HIROSHIMA MON AMOUR (1959) FILM ANALYSIS
HIROSHIMA MON AMOUR (1959)
The 1959 feature film "Hiroshima Mon Amour" directed by the French filmmaker Alain Resnais tells us the story of a woman, on a short stay in Hiroshima to shoot a film about peace. While there she had a 36-hour affair with a Japanese Architect. While the two were together, they discussed their past traumas of the war. Her ill-fated romance with a German soldier who was murdered and the whole thing resulted in shame and abuse by cutting her hair, punishing her, and locking her in the basement, by her French neighbors. The man also shared how badly he was affected by the loss of his family during the bombing of his hometown Hiroshima.
As the film continues, flashbacks to the past intrude uninvited into the narrative, as memories often can, in our lives. So in a scene where the twitching hand of the Japanese Architecture reminds the woman of the dying moments of her lost lover. So you see that our past is constantly in dialogue with our present and the film has perfectly shown her psychological journey as in the film she goes through the princess of remembering the past.
However, this claimed understanding is repeatedly negated by the Japanese man who tells her "You didn't see anything in Hiroshima.” Whenever the woman talked about her memory, the man repeated it over and over again. Although the Hiroshima attack marked the end of the French Ally's war, the attack marked the beginning of suffering in Hiroshima.
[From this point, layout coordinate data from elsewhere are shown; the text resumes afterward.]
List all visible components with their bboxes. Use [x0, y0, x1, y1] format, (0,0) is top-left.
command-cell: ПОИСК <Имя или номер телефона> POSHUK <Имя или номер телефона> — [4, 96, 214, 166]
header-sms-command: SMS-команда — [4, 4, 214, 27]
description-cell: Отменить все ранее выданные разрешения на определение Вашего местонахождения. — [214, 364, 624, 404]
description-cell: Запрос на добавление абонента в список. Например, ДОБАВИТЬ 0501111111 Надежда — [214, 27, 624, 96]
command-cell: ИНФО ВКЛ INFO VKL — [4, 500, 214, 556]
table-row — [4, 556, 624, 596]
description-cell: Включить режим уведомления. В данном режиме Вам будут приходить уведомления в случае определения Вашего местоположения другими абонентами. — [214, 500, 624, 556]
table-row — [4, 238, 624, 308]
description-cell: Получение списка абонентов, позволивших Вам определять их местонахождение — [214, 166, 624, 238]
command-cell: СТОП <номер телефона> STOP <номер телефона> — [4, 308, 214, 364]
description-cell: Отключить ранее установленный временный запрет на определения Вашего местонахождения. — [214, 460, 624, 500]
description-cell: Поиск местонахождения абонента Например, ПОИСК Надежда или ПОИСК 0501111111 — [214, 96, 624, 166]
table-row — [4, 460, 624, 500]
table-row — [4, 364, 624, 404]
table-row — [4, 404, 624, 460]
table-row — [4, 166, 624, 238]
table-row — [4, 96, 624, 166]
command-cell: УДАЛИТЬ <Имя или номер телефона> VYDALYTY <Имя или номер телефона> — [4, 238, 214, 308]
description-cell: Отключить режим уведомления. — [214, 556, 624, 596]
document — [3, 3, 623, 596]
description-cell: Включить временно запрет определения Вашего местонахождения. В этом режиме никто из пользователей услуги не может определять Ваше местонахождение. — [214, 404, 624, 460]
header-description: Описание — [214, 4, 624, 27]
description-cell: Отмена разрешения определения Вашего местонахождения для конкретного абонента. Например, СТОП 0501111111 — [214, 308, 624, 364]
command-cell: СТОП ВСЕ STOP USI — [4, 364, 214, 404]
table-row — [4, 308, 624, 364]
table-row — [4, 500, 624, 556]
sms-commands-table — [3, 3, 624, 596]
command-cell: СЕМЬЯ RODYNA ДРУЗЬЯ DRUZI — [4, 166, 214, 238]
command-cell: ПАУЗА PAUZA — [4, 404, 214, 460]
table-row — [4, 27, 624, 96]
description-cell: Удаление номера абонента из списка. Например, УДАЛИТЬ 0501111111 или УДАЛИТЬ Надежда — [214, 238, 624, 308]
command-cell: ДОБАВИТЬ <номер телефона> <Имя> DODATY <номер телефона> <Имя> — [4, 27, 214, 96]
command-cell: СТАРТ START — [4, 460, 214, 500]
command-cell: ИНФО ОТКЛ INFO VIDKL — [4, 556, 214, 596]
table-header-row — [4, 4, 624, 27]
This film initially explores the notions of “Time and Memory" and it basically deals with the mystery of memory, separation, loss, and the passage of time, with a clear political perspective. Some of the content was filmed in Japan only 14 years after the atomic bombs in Hiroshima and Nagasaki, the wounds are like landscapes, they are still raw and barely scabbed. Although Hiroshima Love is not interested in discussing the decision to drop the atomic bomb, people are blatantly opposed to the casualties it caused. The documentary elements illustrate the lingering effects on the population: the long-term effects of radiation sickness and people's response to devastating damage.
It's a moving film, with magnificent black and white photography, a contradictory soundtrack, and powerful close-ups of the couple's emotional pain. It is fascinating and hypnotic. There are beautiful levels here, but what attracts me the most is pure honesty. I understand and identify with the painful experiences of these people, they struggle with overwhelming emotions and painful pasts; these things are too big to be considered alone.
No other French New Wave film tells the main consequences of a devastating historical event like Hiroshima Mon Amour. A fierce romance is brewing between a French woman and a Japanese man. She knows the destruction caused by the explosion in Hiroshima. Hiroshima Mon Amour not only expresses the beauty and desire in the new relationship, but also the potential sadness of onlookers on the opposite side of the war, where the opponent is considered to be inherently evil.